Unnötige Diskussion um den Mindestlohn

Der gesetzliche Mindestlohn bringt die Tariflandschaft in Deutschland gehörig durcheinander. Das liegt unter anderem daran, dass die Gewerkschaften in Deutschland in vielen Branchen einen außerordentlich dürftigen Organisationsgrad haben und dies durch politische Einflussnahme (zu gut Deutsch: Lobbyarbeit) zu kompensieren versuchen.

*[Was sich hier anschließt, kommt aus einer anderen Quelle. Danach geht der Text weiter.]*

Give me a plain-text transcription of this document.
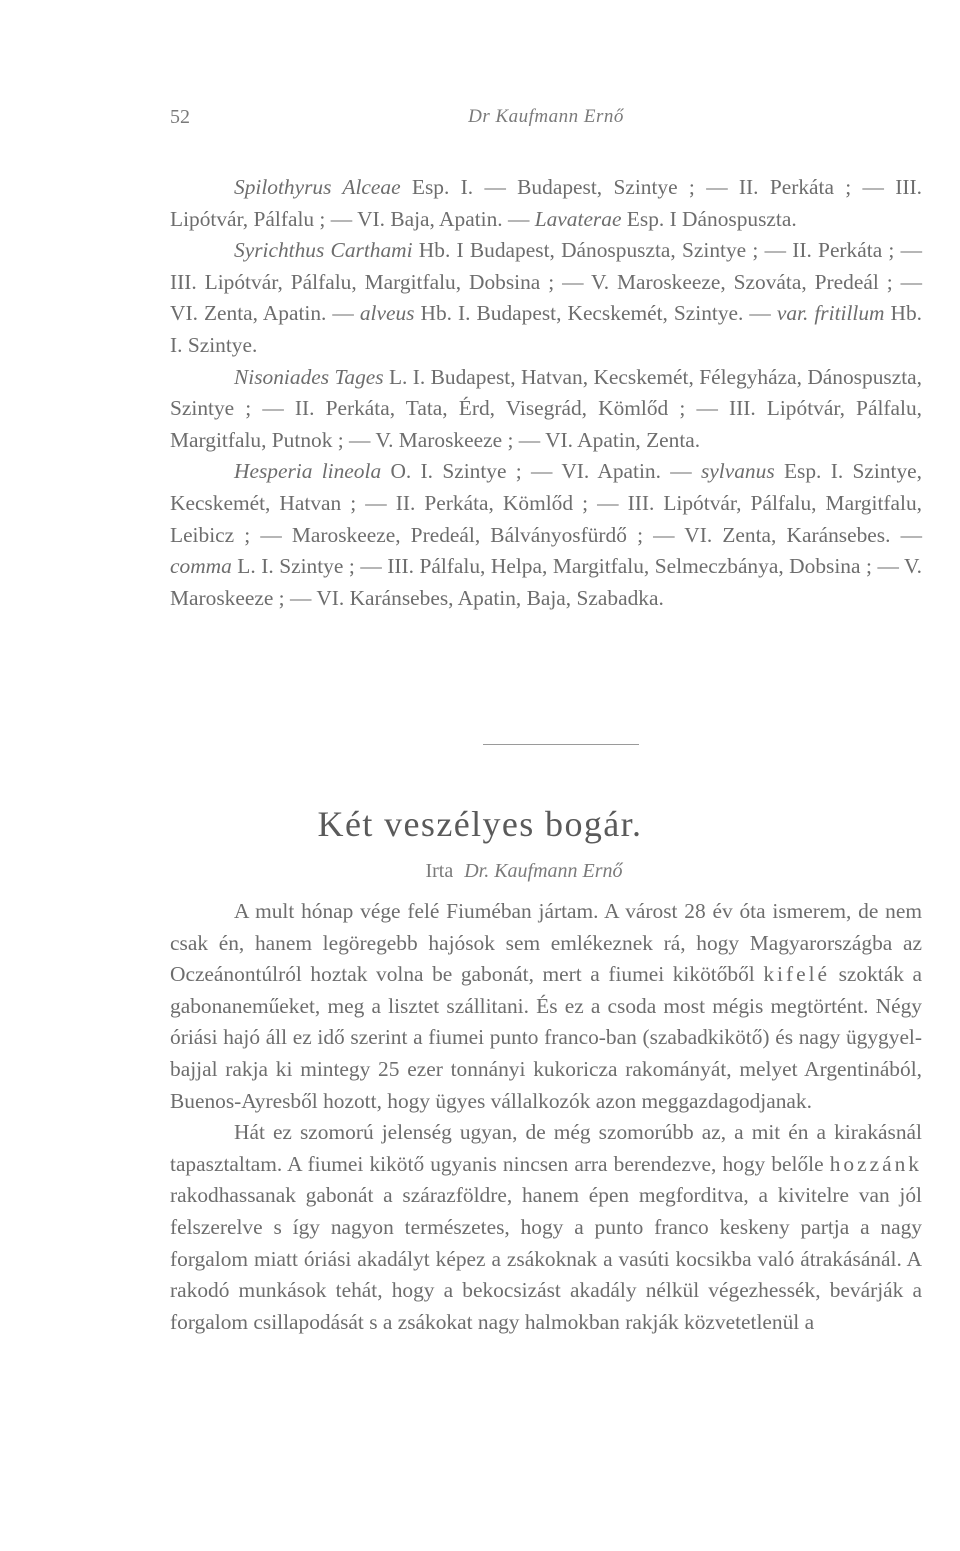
52	Dr Kaufmann Ernő

Spilothyrus Alceae Esp. I. — Budapest, Szintye ; — II. Perkáta ; — III. Lipótvár, Pálfalu ; — VI. Baja, Apatin. — Lavaterae Esp. I Dánospuszta.

Syrichthus Carthami Hb. I Budapest, Dánospuszta, Szintye ; — II. Perkáta ; — III. Lipótvár, Pálfalu, Margitfalu, Dobsina ; — V. Maroskeeze, Szováta, Predeál ; — VI. Zenta, Apatin. — alveus Hb. I. Budapest, Kecskemét, Szintye. — var. fritillum Hb. I. Szintye.

Nisoniades Tages L. I. Budapest, Hatvan, Kecskemét, Félegyháza, Dánospuszta, Szintye ; — II. Perkáta, Tata, Érd, Visegrád, Kömlőd ; — III. Lipótvár, Pálfalu, Margitfalu, Putnok ; — V. Maroskeeze ; — VI. Apatin, Zenta.

Hesperia lineola O. I. Szintye ; — VI. Apatin. — sylvanus Esp. I. Szintye, Kecskemét, Hatvan ; — II. Perkáta, Kömlőd ; — III. Lipótvár, Pálfalu, Margitfalu, Leibicz ; — Maroskeeze, Predeál, Bálványosfürdő ; — VI. Zenta, Karánsebes. — comma L. I. Szintye ; — III. Pálfalu, Helpa, Margitfalu, Selmeczbánya, Dobsina ; — V. Maroskeeze ; — VI. Karánsebes, Apatin, Baja, Szabadka.

Két veszélyes bogár.
Irta Dr. Kaufmann Ernő

A mult hónap vége felé Fiuméban jártam. A várost 28 év óta ismerem, de nem csak én, hanem legöregebb hajósok sem emlékeznek rá, hogy Magyarországba az Oczeánontúlról hoztak volna be gabonát, mert a fiumei kikötőből kifelé szokták a gabonaneműeket, meg a lisztet szállitani. És ez a csoda most mégis megtörtént. Négy óriási hajó áll ez idő szerint a fiumei punto franco-ban (szabadkikötő) és nagy ügygyel-bajjal rakja ki mintegy 25 ezer tonnányi kukoricza rakományát, melyet Argentinából, Buenos-Ayresből hozott, hogy ügyes vállalkozók azon meggazdagodjanak.

Hát ez szomorú jelenség ugyan, de még szomorúbb az, a mit én a kirakásnál tapasztaltam. A fiumei kikötő ugyanis nincsen arra berendezve, hogy belőle hozzánk rakodhassanak gabonát a szárazföldre, hanem épen megforditva, a kivitelre van jól felszerelve s így nagyon természetes, hogy a punto franco keskeny partja a nagy forgalom miatt óriási akadályt képez a zsákoknak a vasúti kocsikba való átrakásánál. A rakodó munkások tehát, hogy a bekocsizást akadály nélkül végezhessék, bevárják a forgalom csillapodását s a zsákokat nagy halmokban rakják közvetetlenül a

Es erscheint vielfach einfacher, politische Entscheidungsträger aufs Pferd zu setzen statt in Kleinbetrieben des Handwerks Mitglieder zu gewinnen. Daher ist es noch nicht ausgemacht, ob der Beschluss der Mindestlohnkommission zu einer Anhebung des Mindestlohns auf 12,41 Euro zum 1. Januar 2024 und ein Jahr später auf 12,82 Euro Bestand hat, das heißt, in einem Gesetz umgesetzt wird. Die Mindestlohnkommission hat sich die Arbeit nicht einfach gemacht und letztlich aus guten Gründen die Arbeitnehmerseite überstimmt. Die macht es sich ihrerseits jedoch zu einfach, einzig und allein auf die hohe Inflationsrate zu verweisen. Und warum soll gerade beim gesetzlichen Mindestlohn eine höhere Steigerung eingreifen als in den Tarifverhandlungen zum Beispiel der IG Metall.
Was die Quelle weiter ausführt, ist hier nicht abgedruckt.